Machina Mirabilis: Can an LLM Discover Quantum Mechanics and Relativity?
An experiment to see if a large language model (LLM) trained solely on pre-1900 text can independently discover principles of quantum mechanics and relativity.
Why it matters
This experiment explores the limits of what large language models can achieve in terms of scientific discovery and reasoning.
Key Points
- 1Researchers trained an LLM from scratch on historical texts prior to 1900
- 2The goal was to see if the LLM could rediscover modern physics concepts
- 3The experiment aimed to explore the potential of LLMs for open-ended discovery
Details
The Machina Mirabilis experiment explores whether a large language model (LLM) trained exclusively on historical texts from before 1900 can independently discover the fundamental principles of quantum mechanics and relativity.
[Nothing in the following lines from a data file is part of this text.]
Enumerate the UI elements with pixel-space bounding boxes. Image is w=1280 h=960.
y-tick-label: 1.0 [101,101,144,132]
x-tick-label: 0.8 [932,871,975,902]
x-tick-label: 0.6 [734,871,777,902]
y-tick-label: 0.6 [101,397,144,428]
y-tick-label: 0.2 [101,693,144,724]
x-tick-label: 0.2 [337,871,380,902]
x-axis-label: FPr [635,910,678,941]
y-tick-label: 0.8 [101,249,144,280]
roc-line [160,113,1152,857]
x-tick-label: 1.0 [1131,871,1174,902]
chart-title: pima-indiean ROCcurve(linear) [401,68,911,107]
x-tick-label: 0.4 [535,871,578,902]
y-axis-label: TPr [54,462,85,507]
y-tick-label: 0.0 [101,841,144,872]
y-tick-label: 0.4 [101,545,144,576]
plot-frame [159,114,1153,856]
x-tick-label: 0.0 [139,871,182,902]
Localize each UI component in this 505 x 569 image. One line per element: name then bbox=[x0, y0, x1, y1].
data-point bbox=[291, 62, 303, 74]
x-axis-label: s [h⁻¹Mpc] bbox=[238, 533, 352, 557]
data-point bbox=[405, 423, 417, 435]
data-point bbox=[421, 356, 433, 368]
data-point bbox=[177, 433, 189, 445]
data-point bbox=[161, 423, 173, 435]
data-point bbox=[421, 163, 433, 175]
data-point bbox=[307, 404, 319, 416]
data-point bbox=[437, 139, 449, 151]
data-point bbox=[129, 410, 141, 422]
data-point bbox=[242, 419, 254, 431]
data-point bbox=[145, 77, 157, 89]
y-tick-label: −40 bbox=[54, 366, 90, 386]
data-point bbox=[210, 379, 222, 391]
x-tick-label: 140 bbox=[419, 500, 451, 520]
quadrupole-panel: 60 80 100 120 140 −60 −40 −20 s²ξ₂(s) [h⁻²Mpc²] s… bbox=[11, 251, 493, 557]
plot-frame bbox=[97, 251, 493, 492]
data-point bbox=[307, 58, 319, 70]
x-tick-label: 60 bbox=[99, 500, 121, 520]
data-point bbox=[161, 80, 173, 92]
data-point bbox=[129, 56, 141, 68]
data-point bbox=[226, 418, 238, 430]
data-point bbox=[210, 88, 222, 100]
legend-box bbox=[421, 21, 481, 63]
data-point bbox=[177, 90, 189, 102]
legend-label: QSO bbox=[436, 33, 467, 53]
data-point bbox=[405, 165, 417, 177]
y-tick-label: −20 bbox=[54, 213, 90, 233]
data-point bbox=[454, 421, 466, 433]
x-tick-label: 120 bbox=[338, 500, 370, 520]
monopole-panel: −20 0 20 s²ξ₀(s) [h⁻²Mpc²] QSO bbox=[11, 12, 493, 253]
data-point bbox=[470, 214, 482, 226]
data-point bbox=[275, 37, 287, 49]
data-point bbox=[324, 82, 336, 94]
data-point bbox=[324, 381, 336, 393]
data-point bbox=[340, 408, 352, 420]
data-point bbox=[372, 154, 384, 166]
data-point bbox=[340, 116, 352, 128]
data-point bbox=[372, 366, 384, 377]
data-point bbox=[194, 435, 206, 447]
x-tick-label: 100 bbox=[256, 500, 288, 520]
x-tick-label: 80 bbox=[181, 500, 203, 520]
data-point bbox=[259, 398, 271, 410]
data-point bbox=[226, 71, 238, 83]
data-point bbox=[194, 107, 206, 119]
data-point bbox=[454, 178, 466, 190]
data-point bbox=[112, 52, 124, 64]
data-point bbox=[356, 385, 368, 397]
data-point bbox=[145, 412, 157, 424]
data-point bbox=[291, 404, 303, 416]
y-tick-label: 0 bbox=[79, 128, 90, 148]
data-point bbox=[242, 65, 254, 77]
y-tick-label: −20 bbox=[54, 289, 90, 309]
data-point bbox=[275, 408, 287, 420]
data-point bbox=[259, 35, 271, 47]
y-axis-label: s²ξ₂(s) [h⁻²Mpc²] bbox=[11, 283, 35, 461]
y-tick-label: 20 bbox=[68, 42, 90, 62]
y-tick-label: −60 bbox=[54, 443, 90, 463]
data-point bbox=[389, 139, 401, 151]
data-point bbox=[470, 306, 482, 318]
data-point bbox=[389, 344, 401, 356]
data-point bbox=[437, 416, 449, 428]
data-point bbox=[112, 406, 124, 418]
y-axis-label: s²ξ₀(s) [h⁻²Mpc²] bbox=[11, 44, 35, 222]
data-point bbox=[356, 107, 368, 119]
The researchers hypothesized that by training the LLM on a vast corpus of pre-20th century knowledge, it may be able to piece together the underlying laws of physics through patterns in the text, without any explicit training on modern scientific theories. This experiment pushes the boundaries of what LLMs are capable of in terms of open-ended discovery and scientific reasoning, rather than just task-specific applications. The results could shed light on the potential of LLMs to serve as tools for scientific exploration and the generation of novel ideas.